The BSCSP field team has made substantial progress on the monitoring well since drilling began on May 19. Over the next five days, the team drilled the main hole down to a depth of 3,661 feet, the target destination for extracting the first core samples.

As described in previous blog posts, the “coring” process involves extracting long cylinders of rock, which are studied for their geologic properties. The first core was a 30 foot sample from the Potlatch Formation, which consists of dense, anhydrite rock. This layer will serve as a secondary layer of cap rock above the carbon dioxide (CO2) injection zone.
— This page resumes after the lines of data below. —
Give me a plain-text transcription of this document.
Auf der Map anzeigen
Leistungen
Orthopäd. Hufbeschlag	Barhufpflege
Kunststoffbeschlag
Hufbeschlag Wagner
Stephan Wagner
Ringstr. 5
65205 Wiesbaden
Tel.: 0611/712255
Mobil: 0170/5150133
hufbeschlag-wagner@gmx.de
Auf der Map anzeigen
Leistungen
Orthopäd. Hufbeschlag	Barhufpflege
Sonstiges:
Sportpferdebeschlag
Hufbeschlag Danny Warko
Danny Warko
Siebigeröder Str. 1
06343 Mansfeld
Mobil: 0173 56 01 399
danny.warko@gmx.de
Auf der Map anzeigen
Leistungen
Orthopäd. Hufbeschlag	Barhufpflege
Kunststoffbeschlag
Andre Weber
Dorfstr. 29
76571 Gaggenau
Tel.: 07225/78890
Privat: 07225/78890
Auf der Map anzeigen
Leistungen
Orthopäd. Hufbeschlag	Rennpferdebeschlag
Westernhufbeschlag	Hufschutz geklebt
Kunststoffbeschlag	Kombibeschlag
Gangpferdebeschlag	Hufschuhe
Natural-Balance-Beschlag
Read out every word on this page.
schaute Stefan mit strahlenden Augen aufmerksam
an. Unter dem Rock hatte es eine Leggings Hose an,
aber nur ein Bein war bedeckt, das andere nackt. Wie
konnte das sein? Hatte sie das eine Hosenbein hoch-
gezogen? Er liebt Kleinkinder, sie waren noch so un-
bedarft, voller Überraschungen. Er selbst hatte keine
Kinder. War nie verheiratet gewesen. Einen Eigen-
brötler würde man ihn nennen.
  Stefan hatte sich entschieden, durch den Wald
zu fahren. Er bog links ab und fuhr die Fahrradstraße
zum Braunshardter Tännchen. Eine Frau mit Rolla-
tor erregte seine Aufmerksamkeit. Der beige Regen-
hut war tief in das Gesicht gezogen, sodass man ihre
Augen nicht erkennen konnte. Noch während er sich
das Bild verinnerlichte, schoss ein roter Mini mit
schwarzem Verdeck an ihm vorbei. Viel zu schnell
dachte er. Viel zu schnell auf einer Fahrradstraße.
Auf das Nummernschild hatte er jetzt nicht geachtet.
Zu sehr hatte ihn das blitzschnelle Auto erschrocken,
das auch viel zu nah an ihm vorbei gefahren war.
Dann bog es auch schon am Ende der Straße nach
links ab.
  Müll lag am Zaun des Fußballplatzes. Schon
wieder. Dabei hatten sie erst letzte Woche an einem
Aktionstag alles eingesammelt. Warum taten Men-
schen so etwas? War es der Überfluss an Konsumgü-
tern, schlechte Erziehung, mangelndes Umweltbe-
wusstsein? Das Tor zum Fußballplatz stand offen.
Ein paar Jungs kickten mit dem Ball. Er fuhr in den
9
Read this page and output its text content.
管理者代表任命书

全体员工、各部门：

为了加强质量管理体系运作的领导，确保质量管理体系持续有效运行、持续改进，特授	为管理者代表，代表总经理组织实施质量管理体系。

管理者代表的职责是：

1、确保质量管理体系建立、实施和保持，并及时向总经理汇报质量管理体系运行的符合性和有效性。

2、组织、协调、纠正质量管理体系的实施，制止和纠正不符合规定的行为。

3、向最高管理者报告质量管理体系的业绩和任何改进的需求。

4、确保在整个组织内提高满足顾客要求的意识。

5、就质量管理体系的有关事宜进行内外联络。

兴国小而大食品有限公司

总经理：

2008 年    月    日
From there, the team drilled ahead approximately 200 feet to reach another section targeted for more extensive coring. Starting at a depth of 3,904 feet, the team cored a continuous section of 240 feet. The process, which took three full days to complete, was conducted by extracting four samples, each in 60 foot core barrels. By capturing samples from such a long segment of the well, researchers will be able to carefully analyze the complex geology of the CO2 injection zone, which includes layers of cap rock as well as zones of high porosity and permeability. This will help BSCSP pinpoint the optimal for injection and monitoring activities.

When the coring was complete, the team continued drilling approximately 550 feet, reaching the total, final depth of 4,700 feet on May 28. With the primary drilling finished, the next tasks on this well will include logging (a measurement process), lining the hole with pipe, and cementing the well surfaces.